2.2. Instruments and Definitions

A 15-item questionnaire was developed to assess multiple dimensions of AI in telemedicine: (1) demographic characteristics (age, gender, academic year), (2) prior experience with telemedicine (as a patient, observer, or student), (3) familiarity with AI-driven healthcare tools, (4) perceived benefits and challenges of AI in telemedicine, and (5) ethical and data privacy concerns. Response formats included five-point Likert scales (1 = strongly disagree; 5 = strongly agree), dichotomous (yes/no) items, and open-ended questions for qualitative insights. Psychometric properties of the survey items, including internal consistency, were reviewed, ensuring Cronbach’s alpha above 0.70 for the relevant subscales.

For the new questionnaire, items showing a content-validity index < 0.80 were removed. The final survey yielded acceptable internal consistency (overall Cronbach’s α = 0.86), with subscale alphas of 0.79 for AI familiarity, 0.82 for telemedicine acceptance, and 0.77 for privacy–ethics concern.

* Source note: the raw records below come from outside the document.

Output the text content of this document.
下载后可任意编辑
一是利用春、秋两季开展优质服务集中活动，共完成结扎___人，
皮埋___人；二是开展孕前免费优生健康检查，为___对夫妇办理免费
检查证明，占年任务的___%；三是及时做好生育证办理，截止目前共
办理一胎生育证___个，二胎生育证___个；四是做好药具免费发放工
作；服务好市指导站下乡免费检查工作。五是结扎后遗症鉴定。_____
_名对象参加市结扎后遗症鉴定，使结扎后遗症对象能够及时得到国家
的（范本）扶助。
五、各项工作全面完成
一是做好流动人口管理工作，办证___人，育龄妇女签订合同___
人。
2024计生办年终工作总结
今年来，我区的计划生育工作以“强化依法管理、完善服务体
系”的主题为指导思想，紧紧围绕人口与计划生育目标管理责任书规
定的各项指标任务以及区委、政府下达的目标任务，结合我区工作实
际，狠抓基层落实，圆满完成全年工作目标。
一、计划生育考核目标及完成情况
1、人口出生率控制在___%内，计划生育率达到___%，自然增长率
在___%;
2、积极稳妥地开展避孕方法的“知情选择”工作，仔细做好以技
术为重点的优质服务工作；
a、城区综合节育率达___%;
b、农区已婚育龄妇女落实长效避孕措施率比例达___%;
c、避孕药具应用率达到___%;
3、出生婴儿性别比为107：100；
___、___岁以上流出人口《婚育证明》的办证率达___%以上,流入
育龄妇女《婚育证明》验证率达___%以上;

AI-enhanced telemedicine was considered as any synchronous or asynchronous remote clinical encounter in which at least one of the following machine learning components directly informs decision-making: (i) vision-based diagnostic support (e.g., dermatology image classifiers embedded in the video platform), (ii) NLP chatbots or voice agents that triage symptoms and draft encounter notes in real time, (iii) predictive analytics dashboards that flag high-risk patients using streaming vital-sign or wearable data, and (iv) decision-support algorithms that recommend personalized treatment or follow-up schedules based on EHR integration. In the context of our survey, students were asked to consider these four use cases—each of which is already commercially available in Europe—as illustrative benchmarks when rating their familiarity with and acceptance of “AI-enhanced telemedicine”.

2.3. Statistical Analysis

All statistical analyses were performed using IBM SPSS Statistics (version 27, IBM Corp., Armonk, NY, USA). Initial data cleaning involved identifying missing or invalid entries; less than 5% of responses were missing, and these were addressed using pairwise deletion. Descriptive statistics (mean, standard deviation, frequency, and percentage) were computed to summarize the demographic profile and key survey items. Inferential analyses included chi-square tests for categorical variables, one-way ANOVA for comparing mean Likert scores across the three year groups, and post hoc Tukey tests to determine pairwise group differences. A correlation matrix (Pearson’s r) was constructed to examine the relationships among AI familiarity, telemedicine acceptance, privacy concerns, and perceived benefit. Finally, a multiple linear regression model was fitted to identify predictors of overall telemedicine acceptance, with predictor variables including academic year, AI familiarity, privacy concerns, and demographic factors. Prior to running the multiple regression, we examined variance inflation factors (VIFs) for academic year, AI familiarity, privacy concern, and gender; all VIFs ranged from 1.11 to 1.36, well below the conventional threshold of 5, indicating that multicollinearity was not a concern in the final model. Statistical significance was set at p < 0.05.

3. Results

Across gender, telemedicine exposure (χ² = 1.32, p = 0.517) and high AI familiarity (χ² = 1.49, p = 0.475) were almost identical between female and male students, indicating no sex-based gap in practical use or self-reported competence. Mean scores for perceived risk of data breaches, patient confidentiality, and liability concerns also showed negligible differences (all p > 0.45), suggesting that ethical apprehensions are shared equally across genders. The single non-binary respondent mirrored the overall averages but was excluded from significance testing due to sample size.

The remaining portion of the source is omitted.